Un investissement qui porte déjà ses fruits
La livraison intervient dans une séquence où les indicateurs nationaux s’améliorent nettement. Entre 2024 et 2025, plus de 48 000 personnes, dont 3 000 enfants, ont été mises sous traitement, tandis que 172 000 citoyens ont bénéficié d’actions préventives selon les données partagées par le PNUD.
Le dépistage des femmes enceintes progresse également : 143 744 tests ont été réalisés dans le cadre de la prévention de la transmission mère-enfant, un record depuis la création du PNLS en 1987. Le programme se dit prêt à consolider ces acquis avec un éventail de services élargi.
Partenariats internationaux renforcés
Devant les partenaires techniques, la coordonnatrice du PNLS, le Dr Cécile Laure Mapapa Miakassissa, a salué « une étape majeure qui dote la riposte nationale d’un cadre institutionnel à la mesure des défis sanitaires et de la vision du gouvernement ». Le nouvel outil administratif doit améliorer la coordination.
À ses côtés, le ministre de la Santé et de la Population, Jean Rosaire Ibara, a insisté sur la nécessité de gérer ces infrastructures « avec rigueur, pour générer des résultats mesurables ». Il considère la santé comme un investissement, capable de consolider la confiance entre l’État et les citoyens.

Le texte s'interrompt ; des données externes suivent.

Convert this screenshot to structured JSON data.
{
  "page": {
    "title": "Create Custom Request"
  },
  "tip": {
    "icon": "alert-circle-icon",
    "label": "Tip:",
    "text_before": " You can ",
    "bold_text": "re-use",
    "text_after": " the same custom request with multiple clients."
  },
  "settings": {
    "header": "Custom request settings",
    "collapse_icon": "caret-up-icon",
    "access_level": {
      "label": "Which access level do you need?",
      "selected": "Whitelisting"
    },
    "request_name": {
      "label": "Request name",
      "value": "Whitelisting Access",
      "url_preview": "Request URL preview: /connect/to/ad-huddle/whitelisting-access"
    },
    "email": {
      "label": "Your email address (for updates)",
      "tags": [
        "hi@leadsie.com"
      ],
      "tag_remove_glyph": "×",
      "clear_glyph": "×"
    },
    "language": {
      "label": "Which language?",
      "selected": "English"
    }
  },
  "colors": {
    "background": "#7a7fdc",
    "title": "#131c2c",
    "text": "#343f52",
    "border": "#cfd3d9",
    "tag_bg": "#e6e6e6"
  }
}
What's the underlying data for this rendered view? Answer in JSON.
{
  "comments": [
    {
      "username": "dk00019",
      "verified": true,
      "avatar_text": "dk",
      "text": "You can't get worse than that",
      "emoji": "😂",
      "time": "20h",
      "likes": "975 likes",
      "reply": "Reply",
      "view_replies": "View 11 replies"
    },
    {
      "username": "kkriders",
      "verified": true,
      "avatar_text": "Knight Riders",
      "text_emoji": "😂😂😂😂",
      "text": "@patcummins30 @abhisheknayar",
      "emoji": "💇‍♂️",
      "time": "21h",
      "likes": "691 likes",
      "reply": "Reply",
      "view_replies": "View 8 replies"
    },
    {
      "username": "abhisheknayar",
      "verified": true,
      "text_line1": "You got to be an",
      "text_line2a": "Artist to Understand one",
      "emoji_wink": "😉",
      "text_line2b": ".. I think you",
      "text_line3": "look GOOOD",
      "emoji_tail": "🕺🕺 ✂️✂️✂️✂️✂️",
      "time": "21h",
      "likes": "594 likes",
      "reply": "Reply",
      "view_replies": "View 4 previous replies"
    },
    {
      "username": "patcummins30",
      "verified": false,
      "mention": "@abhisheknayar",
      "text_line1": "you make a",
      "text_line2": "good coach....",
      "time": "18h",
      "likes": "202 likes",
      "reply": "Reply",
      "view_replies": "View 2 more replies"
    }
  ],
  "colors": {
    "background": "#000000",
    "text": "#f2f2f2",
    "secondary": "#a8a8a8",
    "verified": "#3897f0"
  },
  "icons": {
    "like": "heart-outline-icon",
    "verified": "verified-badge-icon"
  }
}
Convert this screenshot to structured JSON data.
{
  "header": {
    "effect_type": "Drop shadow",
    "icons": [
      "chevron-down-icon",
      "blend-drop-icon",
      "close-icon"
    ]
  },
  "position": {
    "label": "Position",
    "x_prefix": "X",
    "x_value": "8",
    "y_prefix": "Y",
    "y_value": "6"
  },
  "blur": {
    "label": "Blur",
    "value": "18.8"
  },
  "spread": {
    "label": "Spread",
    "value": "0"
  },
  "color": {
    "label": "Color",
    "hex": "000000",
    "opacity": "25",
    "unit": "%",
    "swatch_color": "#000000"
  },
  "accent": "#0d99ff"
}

Prévues pour 2030, les cibles onusiennes visant la fin du sida se rapprochent, rappelle Adama-Dian Barry. À partir de 2026, le Congo veut accélérer la prise en charge pédiatrique et réduire les nouvelles infections en s’appuyant sur une géolocalisation fine des populations clés.
Gestion des données et formation
Si le taux de prévalence national demeure sous la barre des 3 %, des disparités persistent entre zones urbaines et fluviales. Le nouveau siège doit faciliter la compilation instantanée des rapports venant des districts, afin d’ajuster les stocks et déployer les équipes mobiles en temps quasi réel.
Sur le plan des ressources humaines, une politique de formation continue est prévue. Les gestionnaires de données, logisticiens et conseillers psychosociaux suivront, chaque trimestre, des modules hébergés dans les nouvelles salles de visioconférence, en lien avec les universités de l’Ogooué et de Marien-Ngouabi.
Un accent particulier est mis sur la confidentialité, rappelle le Dr Mapapa Miakassissa. Des circuits distincts pour la saisie des dossiers patients et pour l’archivage papier ont été créés, conformément aux exigences de l’Agence congolaise de protection des données personnelles, en cours de déploiement.
À retenir
Les vingt-trois pièces, l’alimentation solaire et le coût de 384 millions de francs CFA résument un projet présenté comme un « phare d’espoir » par les partenaires. Les indicateurs 2024 montrent déjà un dépistage maternel record et un accès accru aux antirétroviraux pédiatriques.
Le point économique
Au-delà du volet sanitaire, la rénovation génère de nouvelles commandes locales, du mobilier en bois d’Essassou à la climatisation assemblée à Ignié. Pour les PME congolaises sélectionnées, le marché a représenté plus de 180 millions de francs CFA d’achats, stimulant l’emploi urbain qualifié.
Selon le ministère de la Santé, chaque franc investi dans la lutte contre le VIH produit un retour économique estimé à trois francs, grâce à la réduction de l’absentéisme et aux gains de productivité. Le siège modernisé sert donc de levier sanitaire, mais également de catalyseur macroéconomique.
Vers un modèle réplicable
Les autorités envisagent désormais, avec le soutien du Fonds mondial, d’étendre l’approche à d’autres programmes prioraires, tels que la tuberculose et le paludisme. Une cartographie des infrastructures existantes est en cours pour identifier les sites où une rénovation économe en énergie offrirait un impact comparable.
À Brazzaville, les premiers agents ont déjà investi les bureaux. Entre deux réunions, certains notent la baisse de la température intérieure malgré l’absence de climatisation, preuve, selon eux, que le pari de l’efficacité énergétique tient ses promesses et ouvre une nouvelle ère pour la santé publique congolaise.